6. A Commissioner for Taking Accounts was appointed. He was directed to submit a report about the manner in which the Trust properties and assets could be partitioned amongst the respective shareholders in the two groups. The report was to be submitted within three months.

7. For the next five years or more, from July 2007 till November 2012, several meetings and hearings were held by the Commissioner for Taking Accounts for the purpose of this report to effect the division. All this work proved fruitless.

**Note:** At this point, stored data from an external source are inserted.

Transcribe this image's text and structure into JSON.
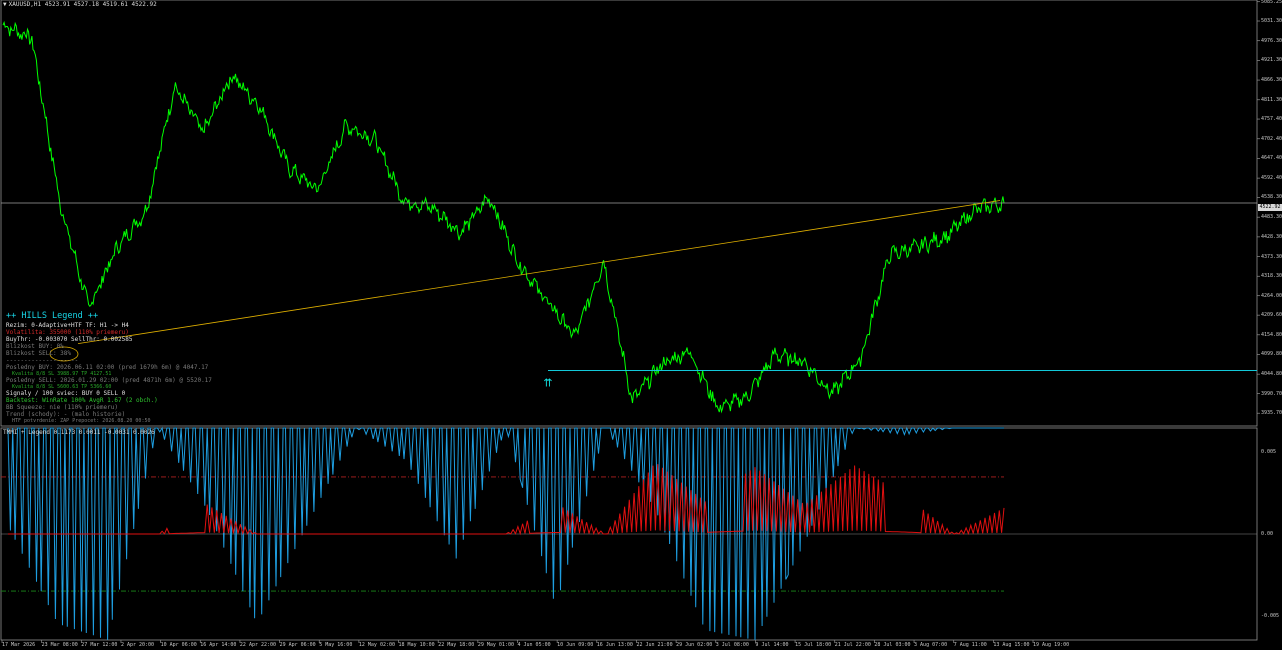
{
  "header": {
    "symbol": "XAUUSD,H1",
    "ohlc": "4523.91 4527.18 4519.61 4522.92"
  },
  "price_tag": "4522.92",
  "indicator_header": "TMMI + Legend 0.1173 0.0011 -0.0031 0.0026",
  "legend": {
    "title": "++ HILLS Legend ++",
    "lines": [
      {
        "text": "Rezim: 0-Adaptive+HTF   TF: H1 -> H4",
        "color": "white"
      },
      {
        "text": "Volatilita: 355000 (110% priemeru)",
        "color": "red"
      },
      {
        "text": "BuyThr: -0.003070   SellThr: 0.002585",
        "color": "white"
      },
      {
        "text": "Blizkost BUY: 0%",
        "color": "grey"
      },
      {
        "text": "Blizkost SELL: 38%",
        "color": "grey"
      },
      {
        "text": "--------------------",
        "color": "grey"
      },
      {
        "text": "Posledny BUY:  2026.06.11 02:00  (pred 1679h 6m)  @ 4047.17",
        "color": "grey"
      },
      {
        "text": "Kvalita 8/8   SL 3988.97   TP 4127.51",
        "color": "dgreen",
        "small": true
      },
      {
        "text": "Posledny SELL: 2026.01.29 02:00  (pred 4871h 6m)  @ 5520.17",
        "color": "grey"
      },
      {
        "text": "Kvalita 8/8   SL 5600.63   TP 5366.60",
        "color": "dgreen",
        "small": true
      },
      {
        "text": "Signaly / 100 sviec:  BUY 0   SELL 0",
        "color": "white"
      },
      {
        "text": "Backtest: WinRate 100%  AvgR 1.67  (2 obch.)",
        "color": "green"
      },
      {
        "text": "BB Squeeze: nie  (110% priemeru)",
        "color": "grey"
      },
      {
        "text": "Trend (schody): - (malo historie)",
        "color": "grey"
      },
      {
        "text": "HTF potvrdenie: ZAP   Prepocet: 2026.08.20 00:50",
        "color": "grey",
        "small": true
      }
    ]
  },
  "colors": {
    "background": "#000000",
    "price_line": "#00ff00",
    "trendline": "#e0b000",
    "support_line": "#12c8d8",
    "bid_line": "#a0a0a0",
    "osc_negative": "#1e9ee0",
    "osc_positive": "#e01010",
    "upper_level": "#b02020",
    "lower_level": "#1a8a1a",
    "buy_arrow": "#12e0e0"
  },
  "icons": {
    "buy_signal": "double-up-arrow-icon"
  },
  "chart_data": [
    {
      "type": "line",
      "series": [
        {
          "name": "XAUUSD,H1",
          "values": [
            5020,
            4985,
            4520,
            4230,
            4400,
            4500,
            4850,
            4720,
            4880,
            4790,
            4620,
            4560,
            4740,
            4700,
            4530,
            4510,
            4440,
            4540,
            4360,
            4250,
            4150,
            4360,
            3970,
            4070,
            4110,
            3950,
            3980,
            4100,
            4080,
            3990,
            4090,
            4380,
            4400,
            4430,
            4505,
            4522.92
          ]
        }
      ],
      "ylim": [
        3900,
        5090
      ],
      "yticks": [
        "5085.25",
        "5031.30",
        "4976.30",
        "4921.30",
        "4866.30",
        "4811.30",
        "4757.40",
        "4702.40",
        "4647.40",
        "4592.40",
        "4538.30",
        "4483.30",
        "4428.30",
        "4373.30",
        "4318.30",
        "4264.00",
        "4209.60",
        "4154.80",
        "4099.80",
        "4044.80",
        "3990.70",
        "3935.70"
      ],
      "current_price": 4522.92,
      "support_level": 4055,
      "trendline": {
        "from": 4130,
        "to": 4530
      }
    },
    {
      "type": "line",
      "series": [
        {
          "values": [
            -0.003,
            -0.006,
            -0.0065,
            0,
            -0.0025,
            -0.006,
            -0.003,
            0,
            -0.001,
            -0.004,
            0,
            -0.0055,
            0,
            -0.0025,
            -0.0062,
            -0.0065,
            -0.0035,
            0,
            -0.0002,
            0,
            0
          ]
        },
        {
          "values": [
            0,
            0,
            0,
            0,
            0.0018,
            0,
            0,
            0,
            0,
            0,
            0,
            0.0019,
            0,
            0.0044,
            0.002,
            0.0041,
            0.0018,
            0.0042,
            0.0024,
            0,
            0.0016
          ]
        }
      ],
      "ylim": [
        -0.0065,
        0.0065
      ],
      "yticks": [
        "0.005",
        "0.00",
        "-0.005"
      ],
      "levels": [
        0.0035,
        -0.0035
      ]
    }
  ],
  "x_axis": [
    "17 Mar 2026",
    "23 Mar 08:00",
    "27 Mar 12:00",
    "2 Apr 20:00",
    "10 Apr 06:00",
    "16 Apr 14:00",
    "22 Apr 22:00",
    "29 Apr 06:00",
    "5 May 16:00",
    "12 May 02:00",
    "18 May 10:00",
    "22 May 18:00",
    "29 May 01:00",
    "4 Jun 05:00",
    "10 Jun 09:00",
    "16 Jun 13:00",
    "22 Jun 21:00",
    "29 Jun 02:00",
    "3 Jul 08:00",
    "9 Jul 14:00",
    "15 Jul 18:00",
    "21 Jul 22:00",
    "28 Jul 03:00",
    "3 Aug 07:00",
    "7 Aug 11:00",
    "13 Aug 15:00",
    "19 Aug 19:00"
  ]
}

8. Before the Commissioner for taking accounts, the Plaintiff filed an affidavit on behalf of the Sattar Group saying that the combined value of the Usmania building and Mohammadi Manzil building taken together and the value of the two buildings at Dadar were almost the same with only a minor price difference. I will turn to this affidavit presently.

9. This Notice of Motion was filed on 6th November 2012 by the 7th Defendant of the Majid Group. It sought a direction to the Sattar Group to submit to this Court two lots of the properties, i.e., the Usmania building and Mohammadi Manzil building in one lot and the Dadar building in the other lot, with an option to the Majid Group to select one of the two lots on “as is where is” basis. It also sought a relief that the Trust properties along with Ahmed Oomerbhoy properties comprised in the mill / factory premises at Byculla be divided into two equal plots and that the Majid Group be then permitted to select one of the two lots so divided. There were also prayers for consequential reliefs.

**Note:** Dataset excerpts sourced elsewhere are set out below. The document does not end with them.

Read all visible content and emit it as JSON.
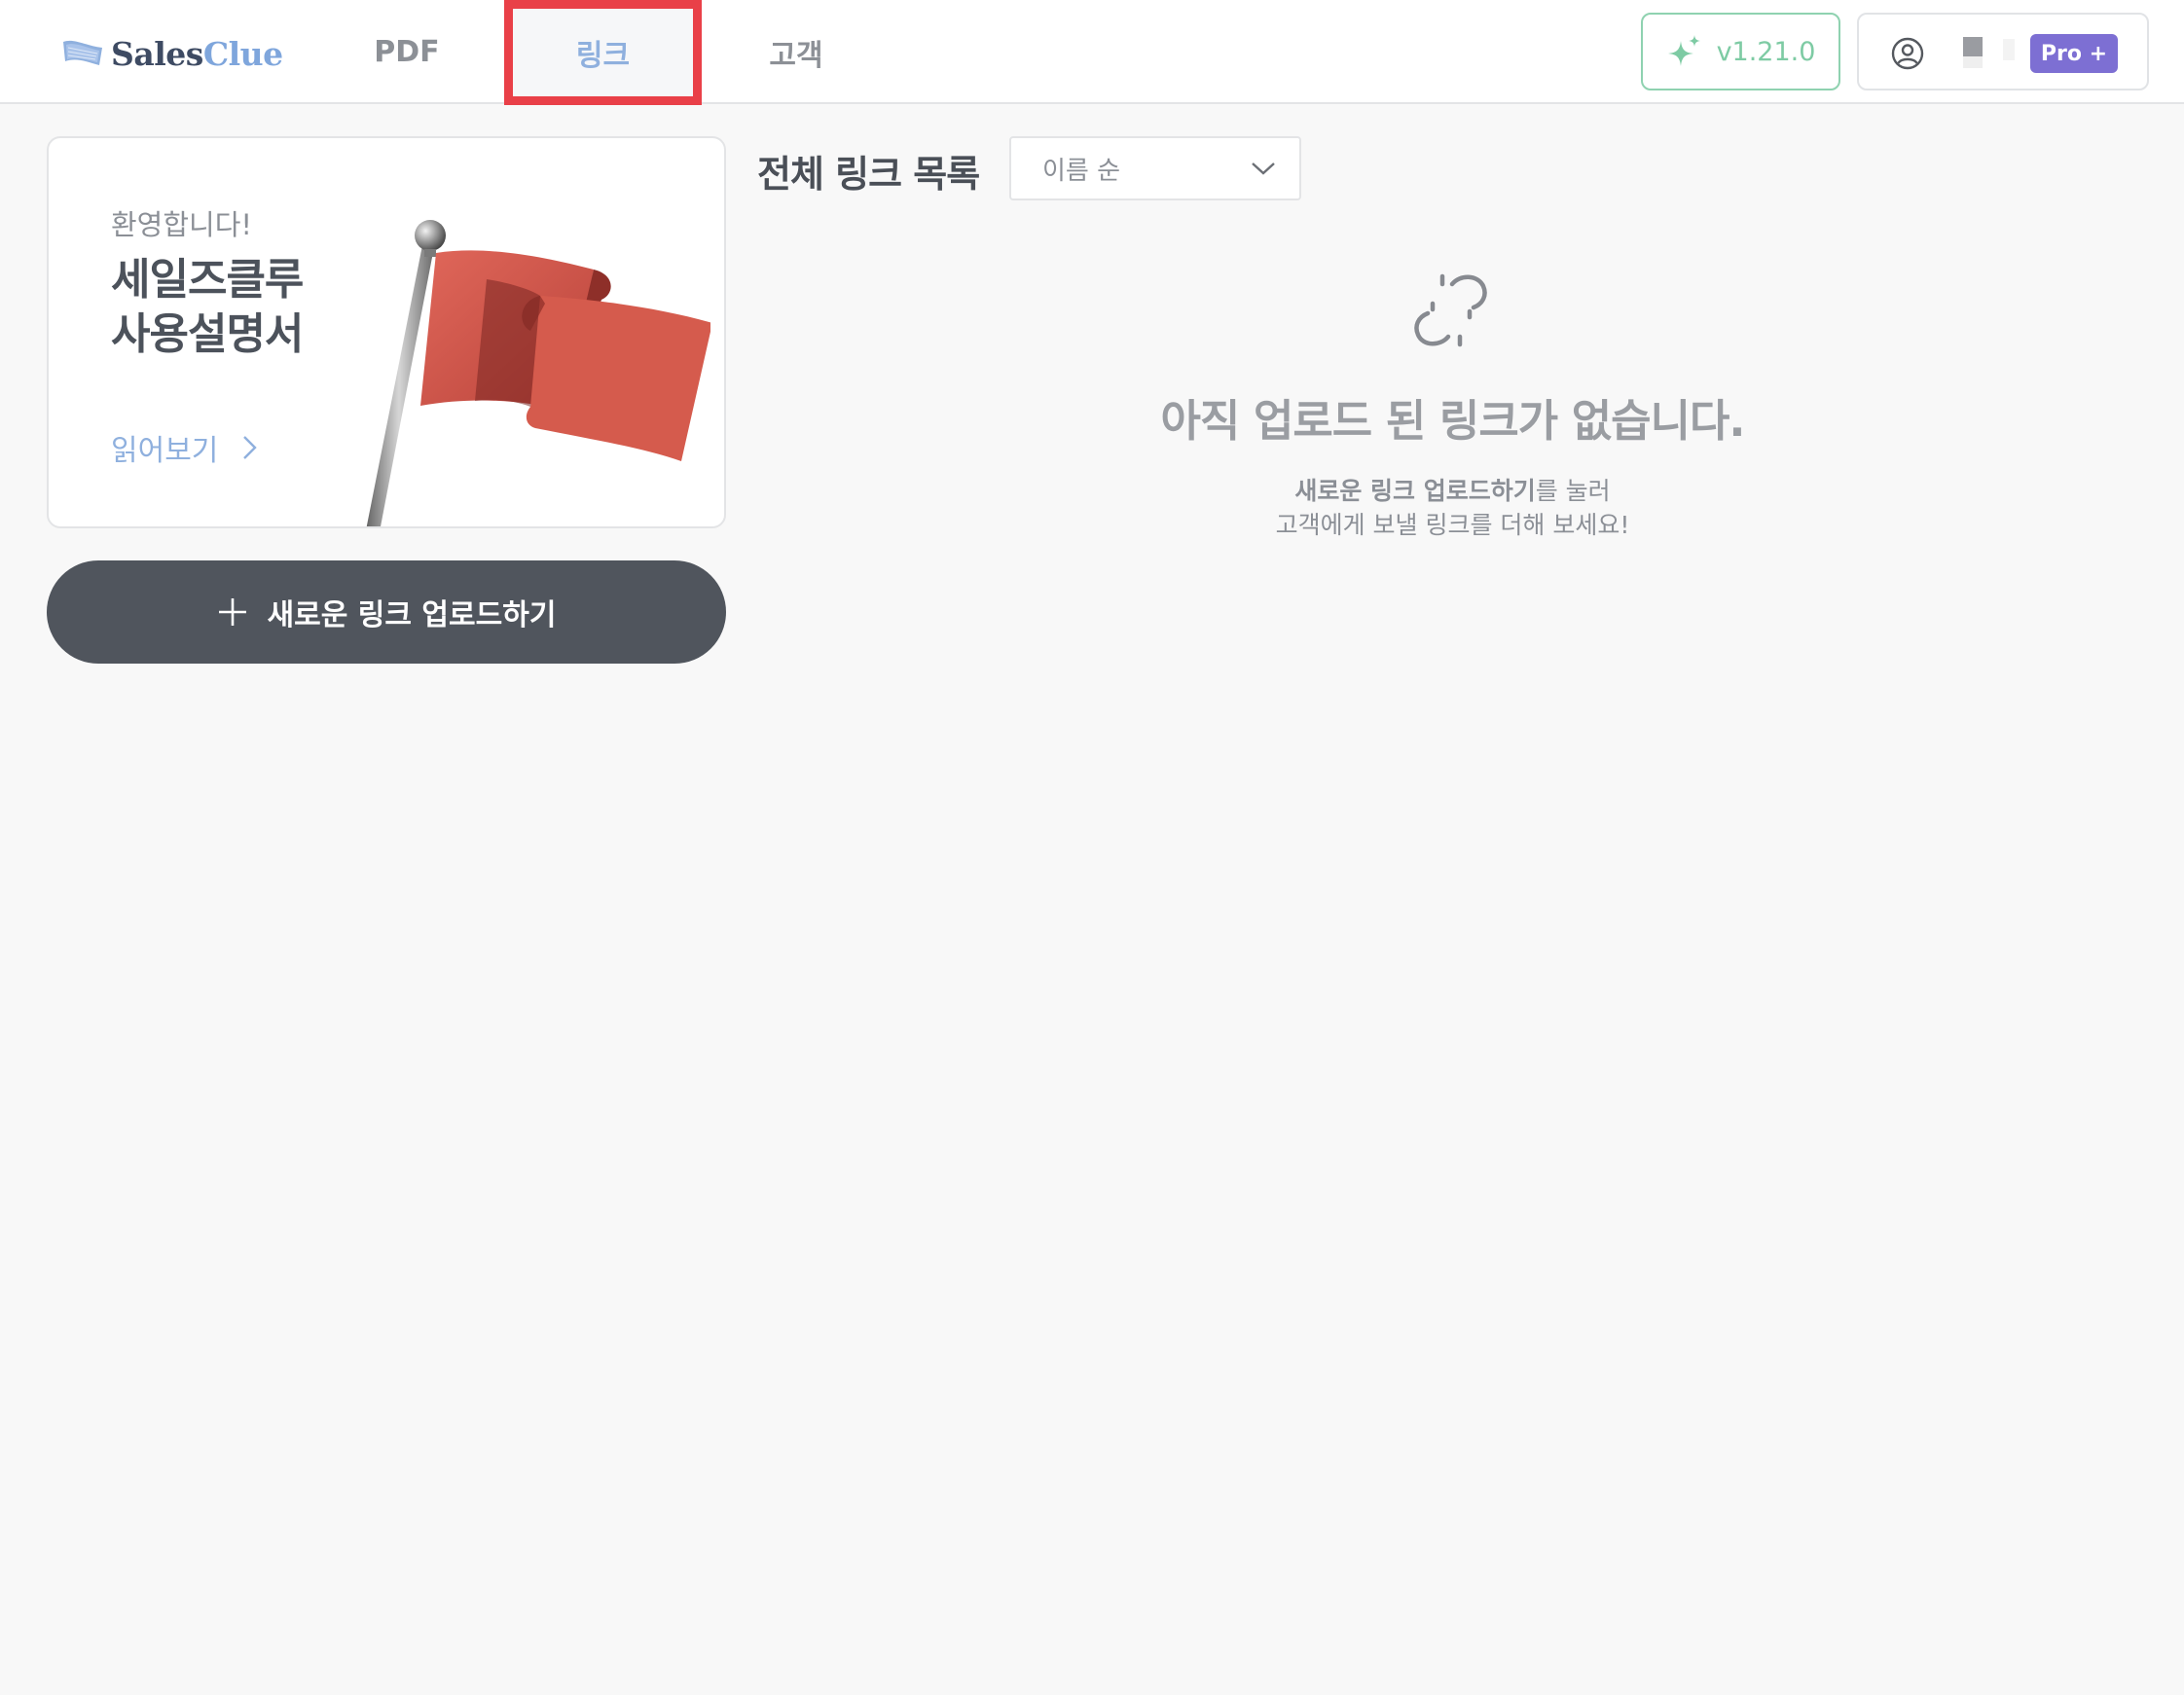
{
  "header": {
    "logo": {
      "part1": "Sales",
      "part2": "Clue"
    },
    "tabs": [
      {
        "label": "PDF",
        "active": false
      },
      {
        "label": "링크",
        "active": true
      },
      {
        "label": "고객",
        "active": false
      }
    ],
    "version_label": "v1.21.0",
    "plan_badge": "Pro +"
  },
  "guide_card": {
    "welcome": "환영합니다!",
    "title": "세일즈클루\n사용설명서",
    "read_more": "읽어보기"
  },
  "upload_button_label": "새로운 링크 업로드하기",
  "list": {
    "title": "전체 링크 목록",
    "sort_selected": "이름 순"
  },
  "empty_state": {
    "title": "아직 업로드 된 링크가 없습니다.",
    "desc_strong": "새로운 링크 업로드하기",
    "desc_rest1": "를 눌러",
    "desc_line2": "고객에게 보낼 링크를 더해 보세요!"
  },
  "colors": {
    "active_tab": "#8fb0de",
    "highlight_box": "#e94048",
    "version_green": "#7ecba4",
    "pro_badge": "#7d6fd3",
    "upload_button": "#50555d",
    "flag_red": "#d3574a"
  },
  "icons": {
    "version": "sparkle-icon",
    "account": "user-circle-icon",
    "read_more": "chevron-right-icon",
    "upload": "plus-icon",
    "sort": "chevron-down-icon",
    "empty": "broken-link-icon"
  }
}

10. On 11th December 2012, the Plaintiff filed an affidavit saying that the Usmania and Mohammadi Manzil buildings could be conveniently constituted into one lot, and two Dadar buildings into a second lot with the value difference between the two being quantified by Court. On 27th December 2012, the Commissioner for Taking Accounts submitted a report stating that the division of the properties was not possible. He sought directions of this Court.

11. On 31st January 2013, this Notice of Motion was taken up for hearing. At that time, i.e., during the hearing before Smt. R.S. Dalvi, J., the Majid Group made a proposal that is duly noted in the order made on that date. This proposal envisaged that one lot would consist of the two buildings at Dadar along with the two Ahmed Oomerbhoy plots from the Factory Premises at Byculla (C.S. Nos. 1009 and 1010) and two of the Trust plots in the Factory Premises, i.e., C.S. Nos. 1011 and 1012. The Usmania building, the Mohammadi Manzil building and the two remaining Trust plots in the Factory Premises, i.e. C.S. Nos. 1014 and 1015 were to constitute the second lot. Since this proposal was made by the Majid Group, the Sattar Group was given option first to choose either of these plots. The Notice of Motion was then adjourned.

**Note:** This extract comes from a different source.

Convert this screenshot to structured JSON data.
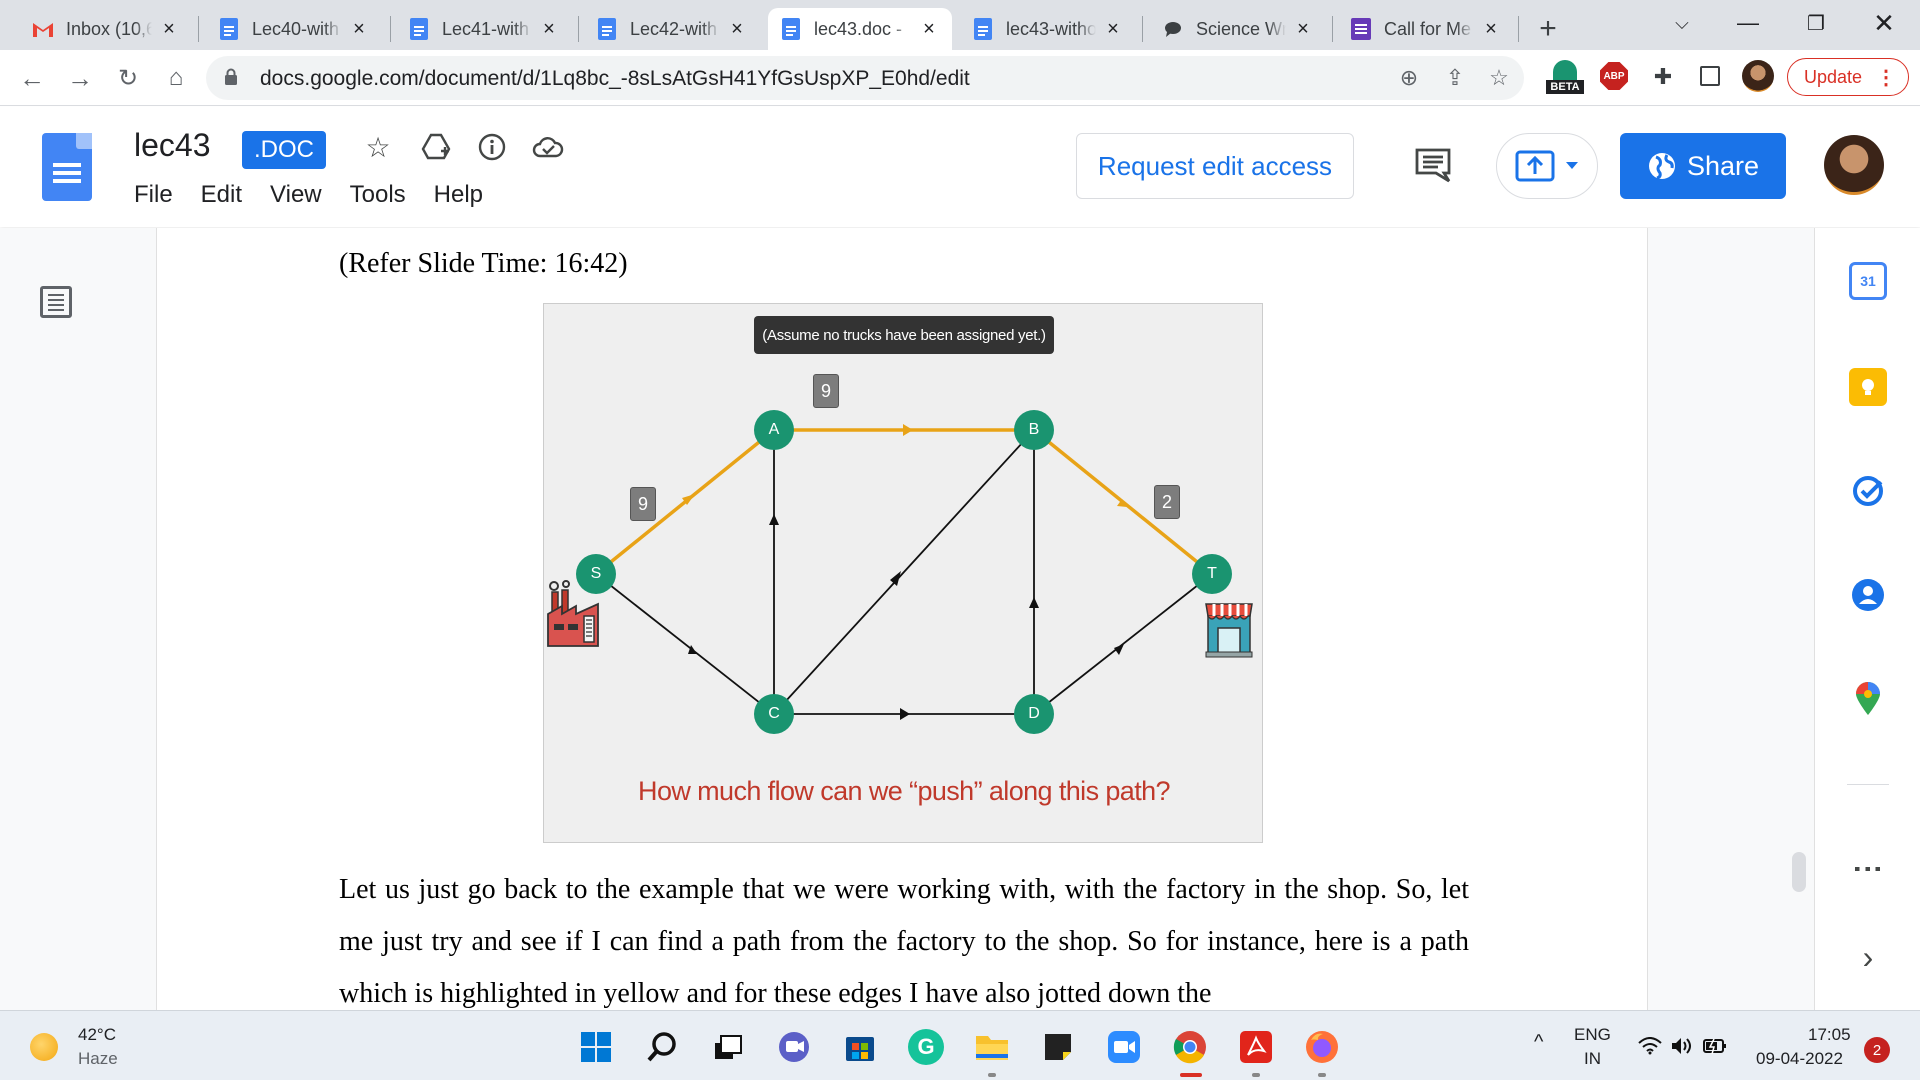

12. On 15th February 2013, the Plaintiff filed an additional affidavit contending that it was impossible to implement the Majid Groups proposal since the Factory Premises were incapable of subdivision as there were several structures standing on this plot.

13. On 20th February 2013, this Court noted some of these facts and held that the Majid Groups proposal was “the most equitable mode of distribution of properties amongst the Groups once the choice is made”. The Court also noted that the Sattar Group, i.e., the Group that includes Plaintiff, had applied for time to consider the lots proposed and to exercise its choice. The Court specifically noted that 15th February 2013 affidavit filed by the Plaintiff accepting the making of lots, stated that it was workable but suggesting certain modifications. The Court also noted that some parts of the “suit properties”, meaning the structures on the Factory Premises would required to be demolished and that the Majid Group (Defendants No. 7 and 8) were prepared to do this.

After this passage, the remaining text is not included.